A host in a VLAN cannot normally communicate to a host in another VLAN. This rule applies to ARP requests as well. However, if you put the VLANs into a single VLAN group, the BIG-IP® system can perform a proxied ARP request.
A proxied ARP request is an ARP request that the BIG-IP system can send, on behalf of a host in a VLAN, to hosts in another VLAN. A proxied ARP request requires that both VLANs belong to the same VLAN group.
In some cases, you might not want a host to forward proxied ARP requests to a specific host, or to other hosts in the configuration. To exclude specific hosts from receiving forwarded proxied ARP requests, you use the BIG-IP Configuration utility and specify the IP addresses that you want to exclude.

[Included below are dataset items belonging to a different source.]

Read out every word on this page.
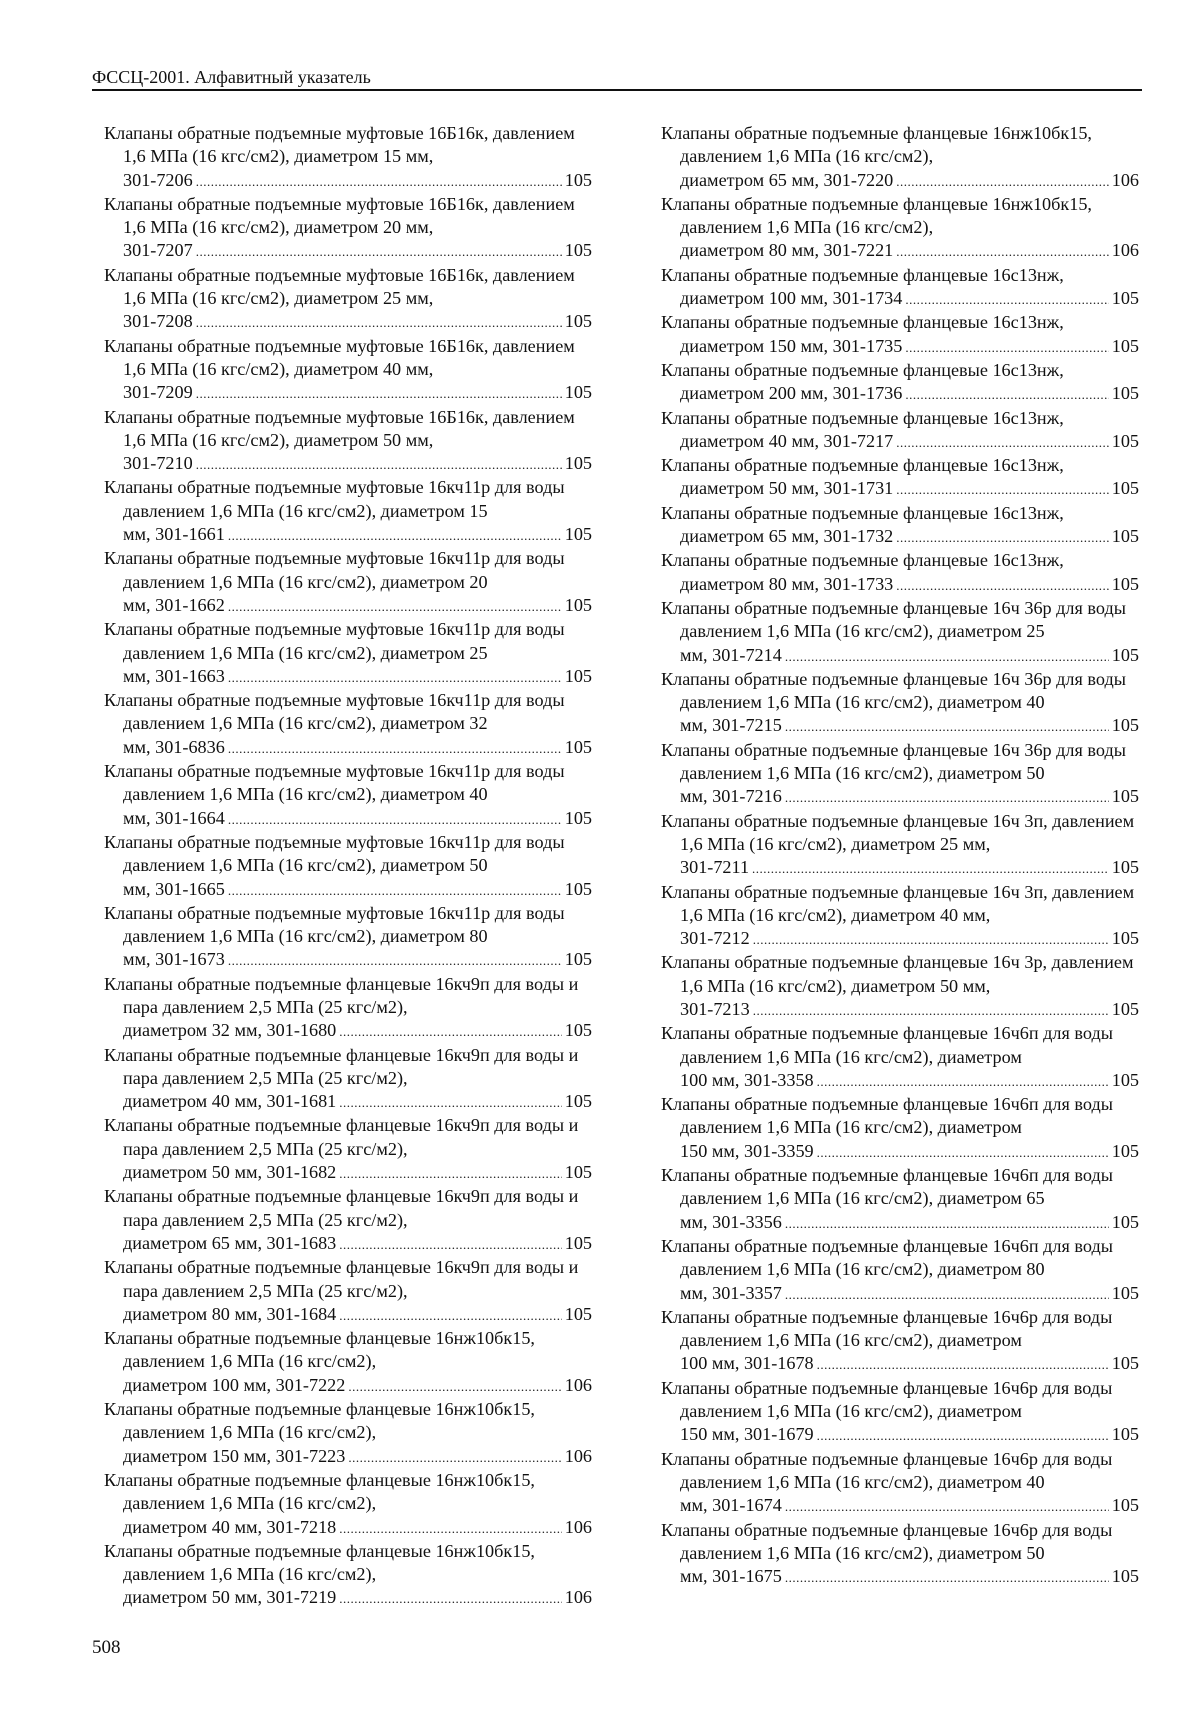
ФССЦ-2001. Алфавитный указатель
Клапаны обратные подъемные муфтовые 16Б16к, давлением 1,6 МПа (16 кгс/см2), диаметром 15 мм,
301-7206 .....	105
Клапаны обратные подъемные муфтовые 16Б16к, давлением 1,6 МПа (16 кгс/см2), диаметром 20 мм,
301-7207 .....	105
Клапаны обратные подъемные муфтовые 16Б16к, давлением 1,6 МПа (16 кгс/см2), диаметром 25 мм,
301-7208 .....	105
Клапаны обратные подъемные муфтовые 16Б16к, давлением 1,6 МПа (16 кгс/см2), диаметром 40 мм,
301-7209 .....	105
Клапаны обратные подъемные муфтовые 16Б16к, давлением 1,6 МПа (16 кгс/см2), диаметром 50 мм,
301-7210 .....	105
Клапаны обратные подъемные муфтовые 16кч11р для воды давлением 1,6 МПа (16 кгс/см2), диаметром 15
мм, 301-1661 .....	105
Клапаны обратные подъемные муфтовые 16кч11р для воды давлением 1,6 МПа (16 кгс/см2), диаметром 20
мм, 301-1662 .....	105
Клапаны обратные подъемные муфтовые 16кч11р для воды давлением 1,6 МПа (16 кгс/см2), диаметром 25
мм, 301-1663 .....	105
Клапаны обратные подъемные муфтовые 16кч11р для воды давлением 1,6 МПа (16 кгс/см2), диаметром 32
мм, 301-6836 .....	105
Клапаны обратные подъемные муфтовые 16кч11р для воды давлением 1,6 МПа (16 кгс/см2), диаметром 40
мм, 301-1664 .....	105
Клапаны обратные подъемные муфтовые 16кч11р для воды давлением 1,6 МПа (16 кгс/см2), диаметром 50
мм, 301-1665 .....	105
Клапаны обратные подъемные муфтовые 16кч11р для воды давлением 1,6 МПа (16 кгс/см2), диаметром 80
мм, 301-1673 .....	105
Клапаны обратные подъемные фланцевые 16кч9п для воды и пара давлением 2,5 МПа (25 кгс/м2),
диаметром 32 мм, 301-1680 .....	105
Клапаны обратные подъемные фланцевые 16кч9п для воды и пара давлением 2,5 МПа (25 кгс/м2),
диаметром 40 мм, 301-1681 .....	105
Клапаны обратные подъемные фланцевые 16кч9п для воды и пара давлением 2,5 МПа (25 кгс/м2),
диаметром 50 мм, 301-1682 .....	105
Клапаны обратные подъемные фланцевые 16кч9п для воды и пара давлением 2,5 МПа (25 кгс/м2),
диаметром 65 мм, 301-1683 .....	105
Клапаны обратные подъемные фланцевые 16кч9п для воды и пара давлением 2,5 МПа (25 кгс/м2),
диаметром 80 мм, 301-1684 .....	105
Клапаны обратные подъемные фланцевые 16нж10бк15, давлением 1,6 МПа (16 кгс/см2),
диаметром 100 мм, 301-7222 .....	106
Клапаны обратные подъемные фланцевые 16нж10бк15, давлением 1,6 МПа (16 кгс/см2),
диаметром 150 мм, 301-7223 .....	106
Клапаны обратные подъемные фланцевые 16нж10бк15, давлением 1,6 МПа (16 кгс/см2),
диаметром 40 мм, 301-7218 .....	106
Клапаны обратные подъемные фланцевые 16нж10бк15, давлением 1,6 МПа (16 кгс/см2),
диаметром 50 мм, 301-7219 .....	106
Клапаны обратные подъемные фланцевые 16нж10бк15, давлением 1,6 МПа (16 кгс/см2),
диаметром 65 мм, 301-7220 .....	106
Клапаны обратные подъемные фланцевые 16нж10бк15, давлением 1,6 МПа (16 кгс/см2),
диаметром 80 мм, 301-7221 .....	106
Клапаны обратные подъемные фланцевые 16с13нж,
диаметром 100 мм, 301-1734 .....	105
Клапаны обратные подъемные фланцевые 16с13нж,
диаметром 150 мм, 301-1735 .....	105
Клапаны обратные подъемные фланцевые 16с13нж,
диаметром 200 мм, 301-1736 .....	105
Клапаны обратные подъемные фланцевые 16с13нж,
диаметром 40 мм, 301-7217 .....	105
Клапаны обратные подъемные фланцевые 16с13нж,
диаметром 50 мм, 301-1731 .....	105
Клапаны обратные подъемные фланцевые 16с13нж,
диаметром 65 мм, 301-1732 .....	105
Клапаны обратные подъемные фланцевые 16с13нж,
диаметром 80 мм, 301-1733 .....	105
Клапаны обратные подъемные фланцевые 16ч 36р для воды давлением 1,6 МПа (16 кгс/см2), диаметром 25
мм, 301-7214 .....	105
Клапаны обратные подъемные фланцевые 16ч 36р для воды давлением 1,6 МПа (16 кгс/см2), диаметром 40
мм, 301-7215 .....	105
Клапаны обратные подъемные фланцевые 16ч 36р для воды давлением 1,6 МПа (16 кгс/см2), диаметром 50
мм, 301-7216 .....	105
Клапаны обратные подъемные фланцевые 16ч 3п, давлением 1,6 МПа (16 кгс/см2), диаметром 25 мм,
301-7211 .....	105
Клапаны обратные подъемные фланцевые 16ч 3п, давлением 1,6 МПа (16 кгс/см2), диаметром 40 мм,
301-7212 .....	105
Клапаны обратные подъемные фланцевые 16ч 3р, давлением 1,6 МПа (16 кгс/см2), диаметром 50 мм,
301-7213 .....	105
Клапаны обратные подъемные фланцевые 16ч6п для воды давлением 1,6 МПа (16 кгс/см2), диаметром
100 мм, 301-3358 .....	105
Клапаны обратные подъемные фланцевые 16ч6п для воды давлением 1,6 МПа (16 кгс/см2), диаметром
150 мм, 301-3359 .....	105
Клапаны обратные подъемные фланцевые 16ч6п для воды давлением 1,6 МПа (16 кгс/см2), диаметром 65
мм, 301-3356 .....	105
Клапаны обратные подъемные фланцевые 16ч6п для воды давлением 1,6 МПа (16 кгс/см2), диаметром 80
мм, 301-3357 .....	105
Клапаны обратные подъемные фланцевые 16ч6р для воды давлением 1,6 МПа (16 кгс/см2), диаметром
100 мм, 301-1678 .....	105
Клапаны обратные подъемные фланцевые 16ч6р для воды давлением 1,6 МПа (16 кгс/см2), диаметром
150 мм, 301-1679 .....	105
Клапаны обратные подъемные фланцевые 16ч6р для воды давлением 1,6 МПа (16 кгс/см2), диаметром 40
мм, 301-1674 .....	105
Клапаны обратные подъемные фланцевые 16ч6р для воды давлением 1,6 МПа (16 кгс/см2), диаметром 50
мм, 301-1675 .....	105
508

|Transparent||The MAC addresses of remote systems are exposed in Layer 2 traffic forwarding.|
|Translucent||Similar to Transparent mode, except the locally-unique bit is set in the MAC addresses of remote systems.|
|Opaque||The system uses proxy ARP with Layer 3 forwarding, so the MAC addresses of remote systems are not exposed.|
You can configure Virtual eXtended LAN (VXLAN) on a BIG-IP® system to enable a physical VLAN to communicate with virtual machines (VMs) in a virtual network.
The VXLAN gateway
When you configure a BIG-IP system as an L2 VXLAN gateway, the BIG-IP system joins the configured multicast group, and can forward both unicast and multicast or broadcast frames on the virtual network. The BIG-IP system learns about MAC address and VTEP associations dynamically, thus avoiding unnecessary transmission of multicast traffic.
Multiple VXLAN tunnels
In a VMware vSphere 5.1 environment, you can configure VXLAN without knowing all the remote tunnel endpoints. The BIG-IP® system uses multicast flooding to learn unknown and broadcast frames. VXLAN can extend the virtual network across a set of hypervisors, providing L2 connectivity among the hosted virtual machines (VMs). Each hypervisor represents a VXLAN tunnel endpoint (VTEP). In this environment, you can configure a BIG-IP system as an L2 VXLAN gateway device to terminate the VXLAN tunnel and forward traffic to and from a physical network.